A: It certainly isn’t "only ever a happy accident" since there are too many scientists -- Faraday would be a good example -- whose life would have to be regarded as a constant stream of happy accidents. As to "striving," I suspect that in deciding on a research program "elegance" would not normally be a major factor. The importance of "elegance in science" is, first, that it is a source of pleasure, both to the scientist and to those made aware of the elegant work. But partly because it is a source of pleasure, and partly because of the simplicity, ingenuity, conciseness, persuasiveness, unexpectedness, and satisfying quality that the accolade of elegance implies, it makes the work easier to understand, and more memorable. And this is true even when, as sometimes happens, the theory turns out to be wrong. The "comma-free code" discussed in the book’s epilogue is a splendid example.

Q: The book includes examples from a variety of mathematical and scientific disciplines, but you make it clear that you don’t expect readers to have a strong background in any of them. For what audience is the book intended -- and what do you hope they’ll get from it?

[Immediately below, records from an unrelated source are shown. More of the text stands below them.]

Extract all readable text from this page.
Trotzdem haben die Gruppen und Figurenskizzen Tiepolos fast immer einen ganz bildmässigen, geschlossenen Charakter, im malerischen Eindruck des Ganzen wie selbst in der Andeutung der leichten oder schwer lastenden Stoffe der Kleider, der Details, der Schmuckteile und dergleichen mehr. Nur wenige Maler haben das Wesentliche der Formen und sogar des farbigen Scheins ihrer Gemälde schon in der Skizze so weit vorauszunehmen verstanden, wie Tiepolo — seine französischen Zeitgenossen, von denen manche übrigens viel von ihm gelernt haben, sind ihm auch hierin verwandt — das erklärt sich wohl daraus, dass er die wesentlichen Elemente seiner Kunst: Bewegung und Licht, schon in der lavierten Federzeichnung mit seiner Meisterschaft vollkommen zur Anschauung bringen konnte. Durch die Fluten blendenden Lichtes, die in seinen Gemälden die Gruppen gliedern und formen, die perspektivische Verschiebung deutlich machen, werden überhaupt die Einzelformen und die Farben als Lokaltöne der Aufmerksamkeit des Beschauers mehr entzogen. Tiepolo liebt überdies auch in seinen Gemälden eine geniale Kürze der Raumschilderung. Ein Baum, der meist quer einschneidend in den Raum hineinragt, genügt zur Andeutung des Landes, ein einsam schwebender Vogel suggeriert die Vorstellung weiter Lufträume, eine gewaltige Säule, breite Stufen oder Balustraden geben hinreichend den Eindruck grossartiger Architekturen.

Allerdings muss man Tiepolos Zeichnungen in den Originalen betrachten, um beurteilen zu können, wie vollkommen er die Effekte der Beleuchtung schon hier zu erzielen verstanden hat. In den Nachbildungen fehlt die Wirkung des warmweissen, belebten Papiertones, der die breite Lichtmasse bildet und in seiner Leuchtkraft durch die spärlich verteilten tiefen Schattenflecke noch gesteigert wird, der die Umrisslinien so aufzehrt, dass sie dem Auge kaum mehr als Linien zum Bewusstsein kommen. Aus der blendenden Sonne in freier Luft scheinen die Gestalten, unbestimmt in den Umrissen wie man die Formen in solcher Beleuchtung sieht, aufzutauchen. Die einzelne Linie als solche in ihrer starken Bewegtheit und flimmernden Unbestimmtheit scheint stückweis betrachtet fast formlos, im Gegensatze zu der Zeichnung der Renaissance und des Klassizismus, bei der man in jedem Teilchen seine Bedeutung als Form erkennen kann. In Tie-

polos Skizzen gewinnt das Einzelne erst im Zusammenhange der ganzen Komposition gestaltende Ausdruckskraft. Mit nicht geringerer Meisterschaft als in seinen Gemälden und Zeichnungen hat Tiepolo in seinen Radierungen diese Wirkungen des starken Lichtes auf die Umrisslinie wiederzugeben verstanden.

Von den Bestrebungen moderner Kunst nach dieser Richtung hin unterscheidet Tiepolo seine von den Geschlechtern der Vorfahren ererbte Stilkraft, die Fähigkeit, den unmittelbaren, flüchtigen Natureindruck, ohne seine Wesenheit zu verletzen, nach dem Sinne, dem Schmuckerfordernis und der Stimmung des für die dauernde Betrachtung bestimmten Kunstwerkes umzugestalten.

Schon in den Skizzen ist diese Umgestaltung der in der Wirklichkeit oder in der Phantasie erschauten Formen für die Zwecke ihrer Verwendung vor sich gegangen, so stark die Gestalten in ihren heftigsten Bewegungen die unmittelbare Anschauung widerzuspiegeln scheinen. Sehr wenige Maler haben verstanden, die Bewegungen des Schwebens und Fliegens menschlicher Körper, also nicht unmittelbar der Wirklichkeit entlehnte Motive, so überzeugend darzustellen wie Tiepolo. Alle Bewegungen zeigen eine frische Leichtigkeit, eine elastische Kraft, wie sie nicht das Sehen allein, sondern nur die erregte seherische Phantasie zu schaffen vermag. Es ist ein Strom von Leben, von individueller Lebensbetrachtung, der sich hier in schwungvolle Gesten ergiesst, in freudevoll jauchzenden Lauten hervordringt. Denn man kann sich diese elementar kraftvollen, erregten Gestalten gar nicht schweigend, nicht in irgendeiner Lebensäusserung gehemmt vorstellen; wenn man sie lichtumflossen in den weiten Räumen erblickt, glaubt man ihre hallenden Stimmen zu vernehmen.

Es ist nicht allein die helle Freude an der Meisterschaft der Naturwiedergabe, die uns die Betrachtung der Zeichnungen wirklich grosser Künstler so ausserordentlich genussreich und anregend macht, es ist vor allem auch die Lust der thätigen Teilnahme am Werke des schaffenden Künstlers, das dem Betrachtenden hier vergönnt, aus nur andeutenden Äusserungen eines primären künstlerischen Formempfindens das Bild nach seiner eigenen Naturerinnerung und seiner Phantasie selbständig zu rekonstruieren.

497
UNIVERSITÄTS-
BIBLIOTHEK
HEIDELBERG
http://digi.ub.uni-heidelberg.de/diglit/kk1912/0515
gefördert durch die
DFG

A: The book is intended for anyone with a general interest in science, but it is particularly aimed at practicing scientists and those engaged in teaching or in studying science at schools or universities. I believe that too much science teaching is almost wholly impersonal, and that discussion of the way critical problems were solved by the elegant theories or experiments of particular scientists working against particular historical backgrounds can make both learning and teaching much more attractive. In writing the book I have been surprised at what complicated and diverse lives, and what complicated and diverse characters -- at times admirable, at times deplorable -- successful scientists have had, and how closely interwoven their daily lives and their scientific work have sometimes been. To learn about heat without hearing about the extraordinary life of the American farm boy who became Count Rumford, or to learn about light without hearing about the Quaker Thomas Young, seem to me a bit like learning about genetics without knowing about Mendel and his peas.